Clear cell sarcoma of tendons and aponeuroses in pediatric patients
A report from the Italian and German Soft Tissue Sarcoma Cooperative Group
Version of Record online: 12 JUN 2002
Copyright © 2002 American Cancer Society
Volume 94, Issue 12, pages 3269–3276, 15 June 2002
How to Cite
Ferrari, A., Casanova, M., Bisogno, G., Mattke, A., Meazza, C., Gandola, L., Sotti, G., Cecchetto, G., Harms, D., Koscielniak, E., Treuner, J. and Carli, M. (2002), Clear cell sarcoma of tendons and aponeuroses in pediatric patients. Cancer, 94: 3269–3276. doi: 10.1002/cncr.10597
- Issue online: 12 JUN 2002
- Version of Record online: 12 JUN 2002
- Manuscript Accepted: 24 JAN 2002
- Manuscript Revised: 18 DEC 2001
- Manuscript Received: 12 SEP 2001
- Fondazione Città della Speranza
- clear cell sarcoma;
- malignant melanoma of soft part;
- pediatric tumors;
- soft tissue sarcomas
Clear cell sarcoma (CCS) of tendons and aponeuroses is extremely rare in childhood and little information is available on its clinical management. Originally believed to be a type of melanoma of soft tissue origin, CCS is now considered a distinct clinicopathologic entity that behaves like a high-grade soft tissue sarcoma. We report on a series of 28 pediatric patients treated from 1980 to 2000 by the Soft Tissue Sarcoma Italian Cooperative Group and the German Cooperative Group.

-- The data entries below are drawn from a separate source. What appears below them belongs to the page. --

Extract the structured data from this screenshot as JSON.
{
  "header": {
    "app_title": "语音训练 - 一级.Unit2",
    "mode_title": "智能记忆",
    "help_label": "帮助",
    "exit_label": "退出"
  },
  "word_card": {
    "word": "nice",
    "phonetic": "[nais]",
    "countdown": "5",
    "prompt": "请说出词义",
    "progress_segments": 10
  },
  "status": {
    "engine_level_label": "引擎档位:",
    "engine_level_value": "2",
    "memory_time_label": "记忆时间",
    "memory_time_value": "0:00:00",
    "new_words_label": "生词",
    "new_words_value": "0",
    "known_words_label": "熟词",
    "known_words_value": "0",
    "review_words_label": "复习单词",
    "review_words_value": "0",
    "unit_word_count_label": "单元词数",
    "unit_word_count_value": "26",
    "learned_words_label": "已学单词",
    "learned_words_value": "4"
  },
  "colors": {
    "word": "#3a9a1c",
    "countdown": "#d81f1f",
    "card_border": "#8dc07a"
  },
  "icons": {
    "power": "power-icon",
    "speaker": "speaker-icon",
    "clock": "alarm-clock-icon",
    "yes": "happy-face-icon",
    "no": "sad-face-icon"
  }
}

Patients were treated with a multimodality therapeutic approach. Surgical resection was complete in 17 patients (mutilating in 3), radiotherapy was administered to 8 patients, and 20 patients received chemotherapy.

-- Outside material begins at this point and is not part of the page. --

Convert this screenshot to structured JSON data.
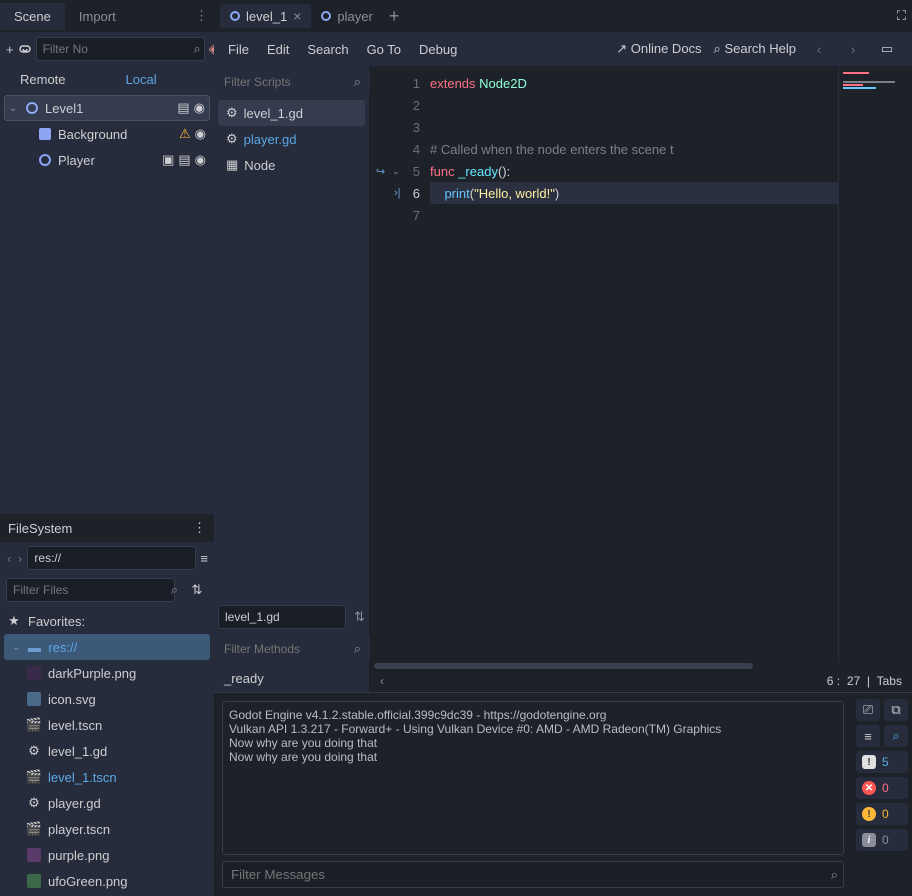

After a median follow-up of 102 months (range, 19–238 months), the 5-year and event-free survival rates were 66.4% and 63.3%, respectively. Seventeen patients were alive in first remission, two were alive in second remission, and nine had died of disease. The response to chemotherapy in the 7 evaluable patients included one partial remission, one minor response, and five no responses. Radiotherapy contributed to achieving local control in four of six Intergroup Rhabdomyosarcoma Study (IRS) Group II patients. Statistically significant differences in outcome were evident according to IRS group, tumor size, and site.

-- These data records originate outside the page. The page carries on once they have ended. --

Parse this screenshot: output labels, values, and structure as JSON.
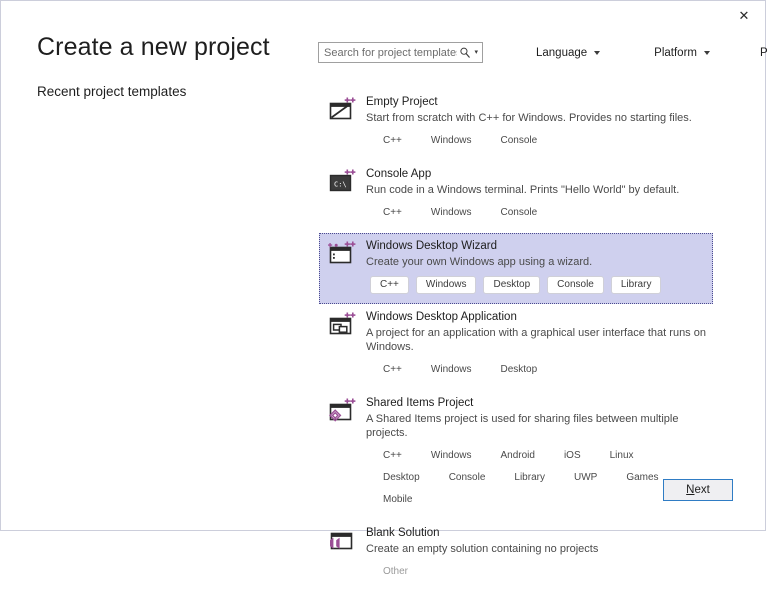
{
  "window": {
    "close_label": "✕"
  },
  "header": {
    "page_title": "Create a new project",
    "recent_title": "Recent project templates"
  },
  "search": {
    "placeholder": "Search for project templates",
    "value": "",
    "icon": "search-icon",
    "dropdown_caret": "▾"
  },
  "filters": [
    {
      "label": "Language"
    },
    {
      "label": "Platform"
    },
    {
      "label": "Project type"
    }
  ],
  "templates": [
    {
      "name": "Empty Project",
      "description": "Start from scratch with C++ for Windows. Provides no starting files.",
      "icon": "empty-project-icon",
      "selected": false,
      "tags": [
        "C++",
        "Windows",
        "Console"
      ]
    },
    {
      "name": "Console App",
      "description": "Run code in a Windows terminal. Prints \"Hello World\" by default.",
      "icon": "console-app-icon",
      "selected": false,
      "tags": [
        "C++",
        "Windows",
        "Console"
      ]
    },
    {
      "name": "Windows Desktop Wizard",
      "description": "Create your own Windows app using a wizard.",
      "icon": "windows-desktop-wizard-icon",
      "selected": true,
      "tags": [
        "C++",
        "Windows",
        "Desktop",
        "Console",
        "Library"
      ]
    },
    {
      "name": "Windows Desktop Application",
      "description": "A project for an application with a graphical user interface that runs on Windows.",
      "icon": "windows-desktop-application-icon",
      "selected": false,
      "tags": [
        "C++",
        "Windows",
        "Desktop"
      ]
    },
    {
      "name": "Shared Items Project",
      "description": "A Shared Items project is used for sharing files between multiple projects.",
      "icon": "shared-items-project-icon",
      "selected": false,
      "tags": [
        "C++",
        "Windows",
        "Android",
        "iOS",
        "Linux",
        "Desktop",
        "Console",
        "Library",
        "UWP",
        "Games",
        "Mobile"
      ]
    },
    {
      "name": "Blank Solution",
      "description": "Create an empty solution containing no projects",
      "icon": "blank-solution-icon",
      "selected": false,
      "tags": [
        "Other"
      ],
      "tags_muted": true
    }
  ],
  "footer": {
    "next_accel": "N",
    "next_rest": "ext"
  },
  "colors": {
    "selection_background": "#cfd0ee",
    "selection_border": "#4b4b8f",
    "focus_button_border": "#2f7cc4",
    "icon_accent_purple": "#9b4f96",
    "icon_outline": "#2b2b2b"
  }
}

Our study confirms the aggressive behavior of CCS. Complete surgical resection represents the mainstay of treatment, and even the only treatment for patients with small tumors. Radiotherapy may control microscopic residual disease after surgery. Chemotherapy is ineffective and the prognosis is unfavorable for patients with unresectable and large tumors. Cancer 2002;94:3269–76. © 2002 American Cancer Society.